Tuesday, October 31, 2006

October 2006 (2)

I finished a good run at the Margaret Green Foundation Trust on Thursday knowing that I had all but done myself out of a job. The staff there are all much more confident around the horses now especially the big ones like Tyson, Cassie, Barney and Cinnamon. Much of the groundwork has become instinctive to them and the horses are enjoying the consistency. There is also a greater acceptance that "playing" with the horses is really very worthwhile work. It was good to hear that Squirrel and Cinnamon are being worked regularly in preparation for them finding new homes. From now on I will only be going there to work with particularly difficult cases.

On Thursday night I went to a talk by Sally Fear, a superb photographer and supporter of the New Forest and the work of the Commoners. Her book and film "The New Forest Drift" provide a real insight into the workings of the Forest and the issues faced by the Commoners. She points out that 10% of the Commoners own 80% of the ponies on the Forest and without these commoning families the Forest just would not work. It is true that it is the same faces that turn up whenever there is hard work to do on the Forest; managing the drifting of the ponies; the running of the sales yard and manning various stands at public events. If the animals were taken off the Forest it would be an ecological disaster and the Forest would be overgrown and almost impenetrable within a few years. Sally's book is a must for anyone who loves the Forest or owns a Forest-bred New Forest pony.
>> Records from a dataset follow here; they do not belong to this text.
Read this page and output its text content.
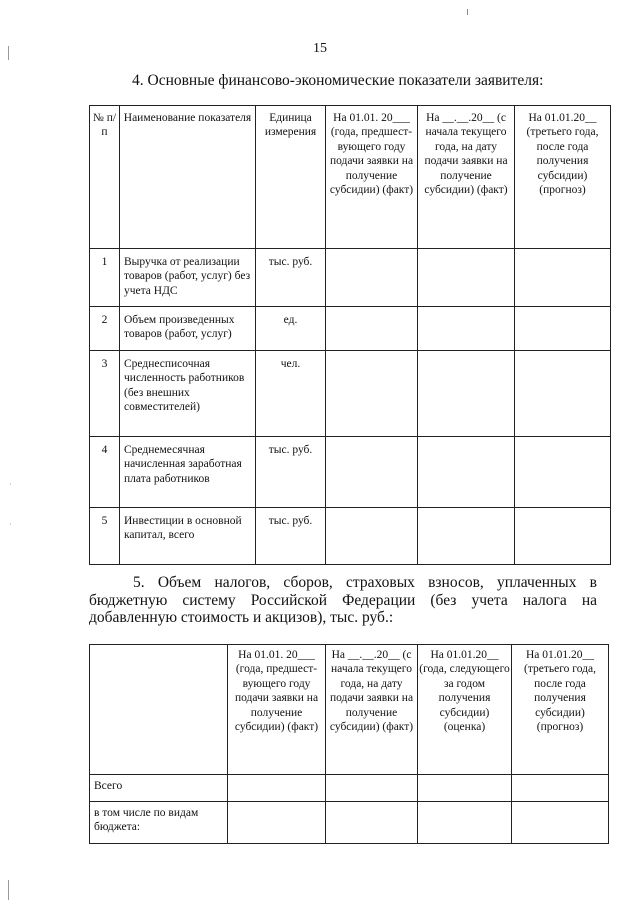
·
·
15
4. Основные финансово-экономические показатели заявителя:
№ п/п	Наименование показателя	Единица измерения	На 01.01. 20___ (года, предшест- вующего году подачи заявки на получение субсидии) (факт)	На __.__.20__ (с начала текущего года, на дату подачи заявки на получение субсидии) (факт)	На 01.01.20__ (третьего года, после года получения субсидии) (прогноз)
1	Выручка от реализации товаров (работ, услуг) без учета НДС	тыс. руб.			
2	Объем произведенных товаров (работ, услуг)	ед.			
3	Среднесписочная численность работников (без внешних совместителей)	чел.			
4	Среднемесячная начисленная заработная плата работников	тыс. руб.			
5	Инвестиции в основной капитал, всего	тыс. руб.			
5. Объем налогов, сборов, страховых взносов, уплаченных в бюджетную систему Российской Федерации (без учета налога на добавленную стоимость и акцизов), тыс. руб.:
	На 01.01. 20___ (года, предшест- вующего году подачи заявки на получение субсидии) (факт)	На __.__.20__ (с начала текущего года, на дату подачи заявки на получение субсидии) (факт)	На 01.01.20__ (года, следующего за годом получения субсидии) (оценка)	На 01.01.20__ (третьего года, после года получения субсидии) (прогноз)
Всего				
в том числе по видам бюджета:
The last week of October seems to be developing a theme. All three of the ponies that I met at the beginning of the week have been trained using natural horsemanship methods - including Intelligent Horsemanship and modified Parelli, most of which had been gleaned from books. Accordingly my work was simply to tighten up their groundwork with suggestions aimed at achieving better clarity and responsiveness. For example, it is so important to establish a neutral position at the withers before asking a horse to move his hindquarters away from you otherwise he may start to move as soon as you walk down his side. This can result in a horse that moves away from you when you want to mount. It must be excellent news for horses if this sort of horsemanship is becoming more widely used - although in each case the owners felt somewhat isolated within their own livery yards. One of these ponies was Flash, who used to be at the Margaret Green Foundation Trust, this delightful little pony is now so confident and came over to be caught. He had been frightened opf his rug but by the end of the session he was happily accepting it.